El efecto indeseado de los traumas continuados, tratados en terapia, pero todavía no superados, comenzó a manifestarse en la ocasión consecutiva a nuestro primer encuentro cercano del tercer tipo. Jordan se había invitado a almorzar al día siguiente. Y yo no tuve el valor de aceptar que nunca estuve preparada para semejante familiaridad. Sin embargo, dejé hacer, de nuevo, y los tres involucrados pagamos las consecuencias.
Apareció a eso de las doce y treinta de la mañana. Envidié, por momentos, su capacidad para flexibilizar el horario de una profesión que, dada su ingente remuneración, debería ser demandante. Yo no había podido dormir la noche anterior, barajaba en mi cabeza desde mi outfit y mi peinado, hasta el menú que debería ser planificado con suficiente anticipación para que saliera perfecto, pero con la necesaria improvisación para que se comprendiera que no era para tanto. Además, estaba el problema, como decidimos llamarlo desde entonces.
No podía permitir que se me portara manisuelto, otra vez. Eso podría desatar un episodio del que no estaba dispuesta a asumir responsabilidad alguna, porque, para empezar, se escapaba de mi control.
De modo que mi plan consistía en mantener las distancias, moverme un paso o dos al mismo tiempo en que él lo hiciera, y en la misma dirección, velocidad y sentido, para que no se notara con tosquedad que lo evitaba, a toda costa. Mis planes daban asco, como se podrá apreciar. Pero, así nos iba.
Lo invité a sentarse en la sala y, bajo el pretexto de que mis manos y cara estaban sucias, evité nuestro primero acercamiento: beso en la mejilla, obligada costumbre de saludo sudamericana. Si reclamaba algo, le diría que, como se trataba de un gringo culturalmente poco propenso al contacto físico, suponía que se sentiría incómodo intentando besar a las personas sin ton ni son. Él lo entendería.

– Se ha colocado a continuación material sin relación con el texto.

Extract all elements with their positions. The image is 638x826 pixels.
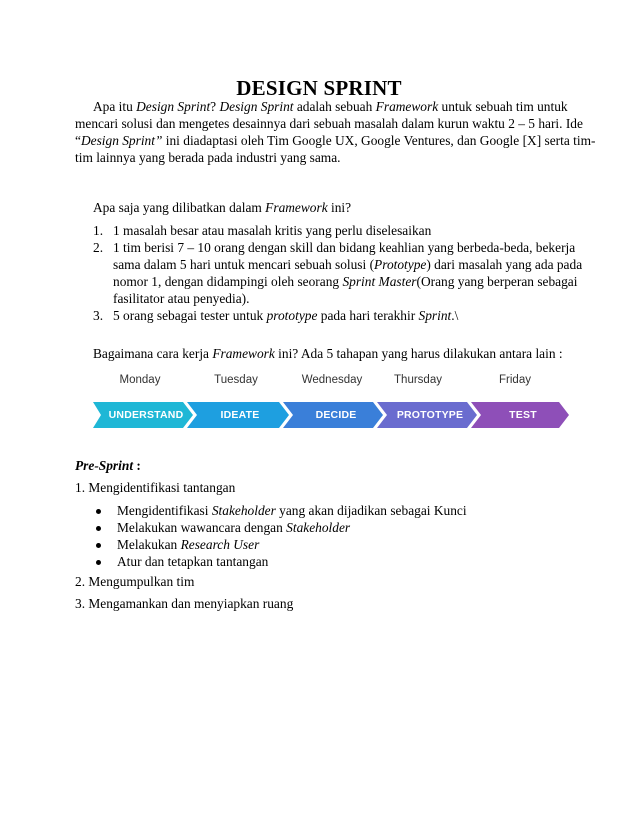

–¿Te puedo ayudar en algo? –como era su costumbre, Jordan no hizo caso a mi invitación a esperar en la sala. Se dirigió directo a la cocina, que tampoco estaba tan lejos.

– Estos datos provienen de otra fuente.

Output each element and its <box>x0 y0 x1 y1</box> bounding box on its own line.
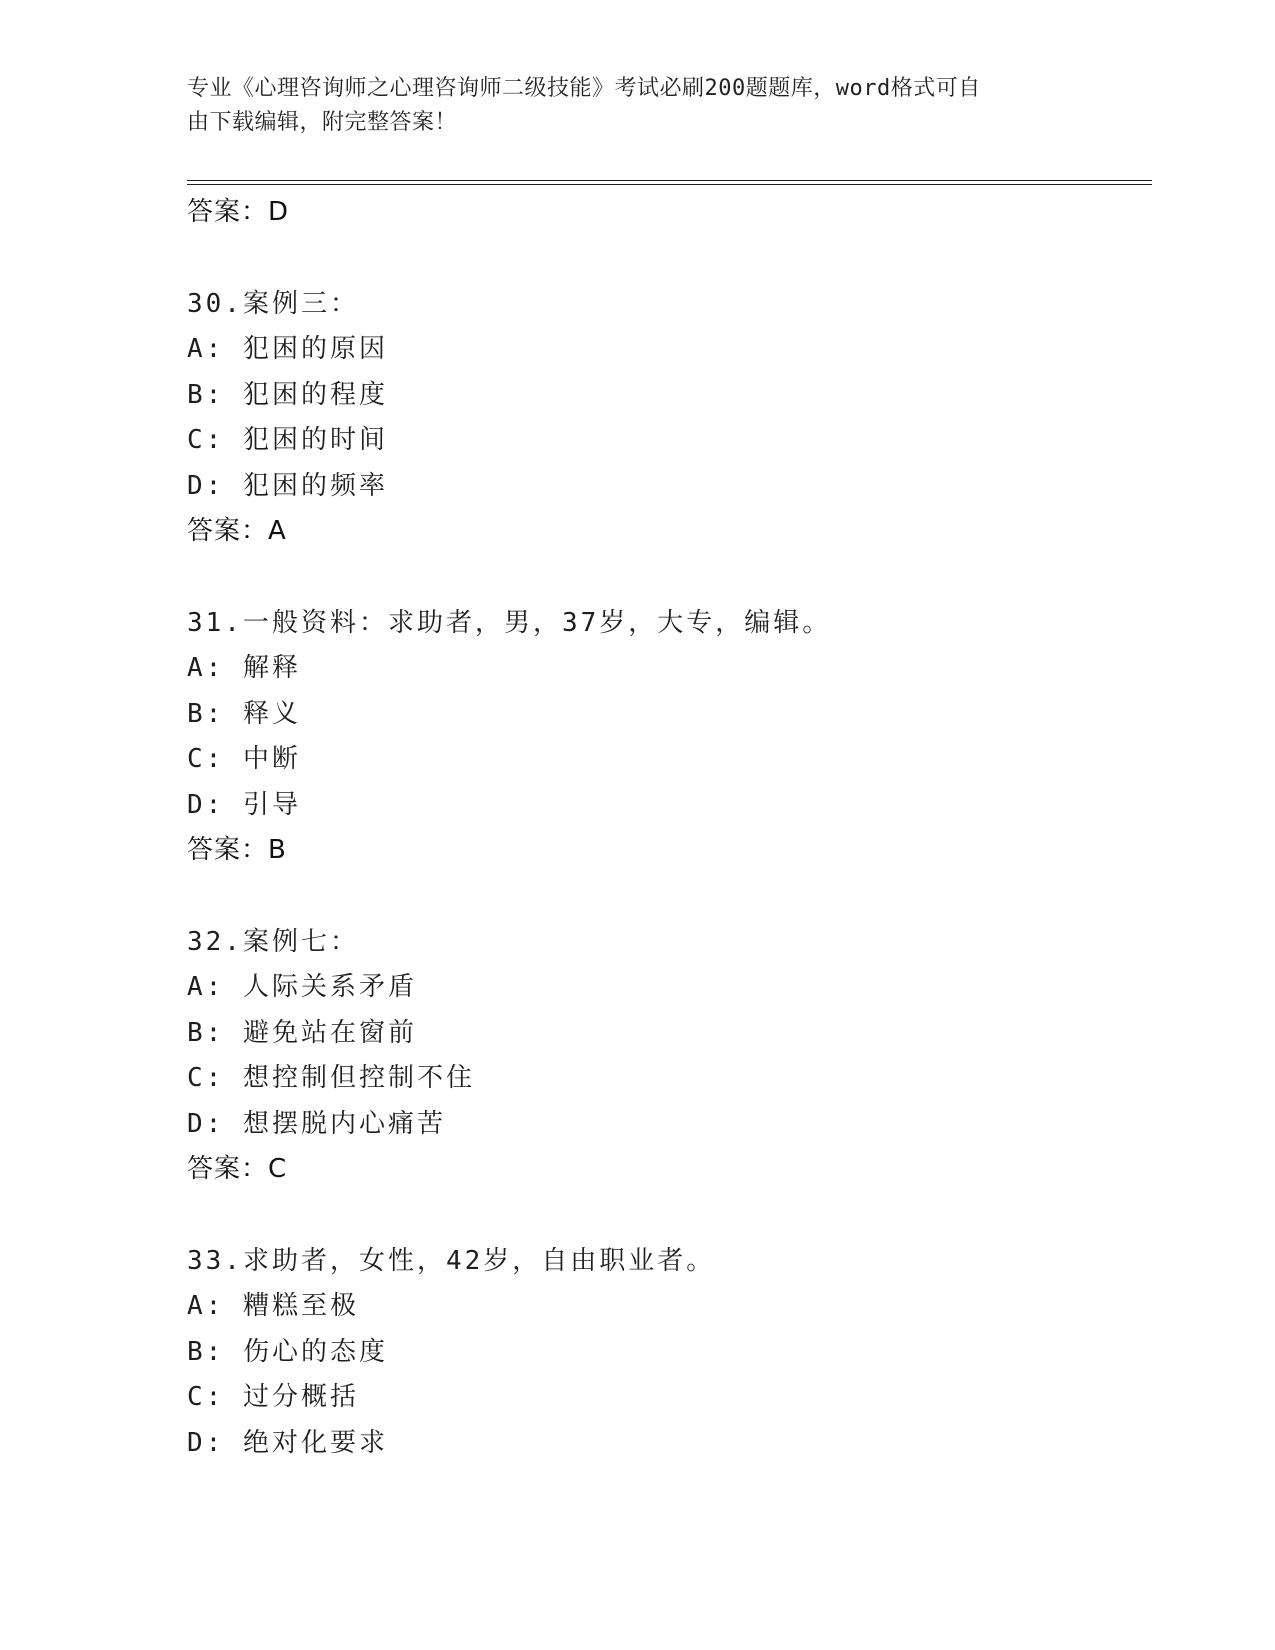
option-b: B: 犯困的程度 <box>187 379 388 410</box>
question-stem: 32.案例七： <box>187 926 359 957</box>
option-c: C: 过分概括 <box>187 1382 359 1412</box>
header-line-1: 专业《心理咨询师之心理咨询师二级技能》考试必刷200题题库，word格式可自 <box>187 76 981 101</box>
option-a: A: 解释 <box>187 653 301 683</box>
answer-line: 答案：D <box>187 197 290 227</box>
answer-line: 答案：C <box>187 1154 288 1184</box>
option-c: C: 中断 <box>187 744 301 774</box>
option-d: D: 引导 <box>187 789 301 820</box>
answer-line: 答案：A <box>187 516 287 546</box>
question-block <box>187 601 1152 874</box>
option-d: D: 绝对化要求 <box>187 1427 388 1458</box>
question-stem: 31.一般资料：求助者，男，37岁，大专，编辑。 <box>187 607 832 638</box>
option-a: A: 人际关系矛盾 <box>187 972 417 1002</box>
option-a: A: 糟糕至极 <box>187 1291 359 1321</box>
option-c: C: 想控制但控制不住 <box>187 1063 475 1093</box>
question-block <box>187 1239 1152 1467</box>
option-b: B: 伤心的态度 <box>187 1336 388 1367</box>
option-b: B: 避免站在窗前 <box>187 1017 417 1048</box>
header-line-2: 由下载编辑，附完整答案！ <box>187 110 458 135</box>
spacer <box>187 236 1152 282</box>
question-stem: 33.求助者，女性，42岁，自由职业者。 <box>187 1245 716 1276</box>
spacer <box>187 1193 1152 1239</box>
question-block <box>187 920 1152 1193</box>
question-list <box>187 190 1152 1466</box>
answer-line: 答案：B <box>187 835 287 865</box>
option-d: D: 犯困的频率 <box>187 470 388 501</box>
spacer <box>187 555 1152 601</box>
option-c: C: 犯困的时间 <box>187 425 388 455</box>
header-divider-top <box>187 180 1152 181</box>
spacer <box>187 874 1152 920</box>
option-d: D: 想摆脱内心痛苦 <box>187 1108 446 1139</box>
option-a: A: 犯困的原因 <box>187 334 388 364</box>
option-b: B: 释义 <box>187 698 301 729</box>
question-block <box>187 282 1152 555</box>
document-header <box>187 72 1067 140</box>
question-stem: 30.案例三： <box>187 288 359 319</box>
header-divider-bottom <box>187 184 1152 185</box>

–De hecho, sí –le dije–. Necesito que vayas a comprarme unas cositas que me faltan, ¿me haces el favor?
–Oh, okay… –noté la decepción en su timbre de voz, pero no podía negarse. Así que le coloqué una pequeña lista de ingredientes cuidadosamente olvidados en mis compras previas, pero indispensables para la preparación del plato, que lo mantendrían ocupado, por lo menos, unos cuarenta y cinco minutos.

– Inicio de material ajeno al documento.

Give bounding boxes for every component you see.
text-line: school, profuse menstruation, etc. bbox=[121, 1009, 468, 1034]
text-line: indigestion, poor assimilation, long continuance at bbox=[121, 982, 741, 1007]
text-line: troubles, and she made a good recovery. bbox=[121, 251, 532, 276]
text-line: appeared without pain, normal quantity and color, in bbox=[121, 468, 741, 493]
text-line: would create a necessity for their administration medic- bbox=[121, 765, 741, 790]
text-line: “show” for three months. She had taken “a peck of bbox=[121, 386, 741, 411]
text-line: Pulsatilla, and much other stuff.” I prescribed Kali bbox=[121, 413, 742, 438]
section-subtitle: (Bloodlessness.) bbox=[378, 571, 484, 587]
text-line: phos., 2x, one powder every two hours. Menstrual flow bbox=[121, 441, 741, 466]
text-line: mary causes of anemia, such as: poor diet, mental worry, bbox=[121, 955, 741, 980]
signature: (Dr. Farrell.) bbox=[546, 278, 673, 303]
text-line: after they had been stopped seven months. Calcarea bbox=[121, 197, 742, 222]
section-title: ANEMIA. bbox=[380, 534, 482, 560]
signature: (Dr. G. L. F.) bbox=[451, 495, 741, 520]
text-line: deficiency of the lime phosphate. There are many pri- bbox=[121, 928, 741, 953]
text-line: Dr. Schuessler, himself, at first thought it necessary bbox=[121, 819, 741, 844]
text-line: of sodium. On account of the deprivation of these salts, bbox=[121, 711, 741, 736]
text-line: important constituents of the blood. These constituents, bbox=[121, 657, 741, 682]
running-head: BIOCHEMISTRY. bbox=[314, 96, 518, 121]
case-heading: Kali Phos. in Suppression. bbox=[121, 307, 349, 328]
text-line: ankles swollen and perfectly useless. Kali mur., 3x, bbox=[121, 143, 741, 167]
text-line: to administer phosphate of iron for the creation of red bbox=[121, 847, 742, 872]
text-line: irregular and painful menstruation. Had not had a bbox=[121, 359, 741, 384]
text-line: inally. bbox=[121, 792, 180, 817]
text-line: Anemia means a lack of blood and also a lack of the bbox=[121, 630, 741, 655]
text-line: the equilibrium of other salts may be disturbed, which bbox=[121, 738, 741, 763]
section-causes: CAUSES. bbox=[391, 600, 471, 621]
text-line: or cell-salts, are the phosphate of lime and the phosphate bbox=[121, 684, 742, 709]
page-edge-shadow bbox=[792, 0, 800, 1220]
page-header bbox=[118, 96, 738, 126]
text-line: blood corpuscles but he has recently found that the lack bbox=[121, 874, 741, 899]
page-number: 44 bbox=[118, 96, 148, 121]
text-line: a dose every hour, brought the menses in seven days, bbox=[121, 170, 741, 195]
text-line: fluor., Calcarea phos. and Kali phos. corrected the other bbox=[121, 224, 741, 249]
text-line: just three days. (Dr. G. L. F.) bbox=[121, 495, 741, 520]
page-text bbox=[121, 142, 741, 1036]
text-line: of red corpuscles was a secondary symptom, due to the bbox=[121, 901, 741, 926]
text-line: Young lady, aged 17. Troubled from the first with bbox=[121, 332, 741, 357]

Por el momento, me había salvado.
Cuando regresó, una hora después, abrió la puerta con su propia llave, y no pude evitar fantasear conque así hubiese podido ser nuestra vida si…, si estuviéramos casados. La sola visión me provocó una nostalgia por el pasado que nunca fue, pero, al mismo tiempo, una especie de repudio seco por contaminar mis deseos con la nimiedad de la costumbre doméstica. Otro mecanismo para mantener a la raya a la melancolía. Y funcionaba bien, lo recomiendo.
–Pon los ingredientes sobre el mesón de centro, por favor. Gracias.
Jordan obedeció.
–¿Qué hago con las bolsas?
–Guárdalas.
–¿Dónde?
Le señalé dónde. Luego, se me acabaron las ideas. El solo hecho de tenerlo a un par de pasos de mí, atareado en tan anodina actividad, despertaba en mí una serie de reacciones corporales difíciles de explicar, por lo novedosas o, de plano, recicladas directamente del pasado, de cuando éramos pareja. Me temblaban las manos, me sudaban las palmas y las axilas, mi corazón se hizo sentir en frecuencia y potencia de palpitaciones. Me vi impedida de pensar, de continuar el plan que creía que se ejecutaba a una perfección ilusoria. Delusional, como diría él, de nuevo.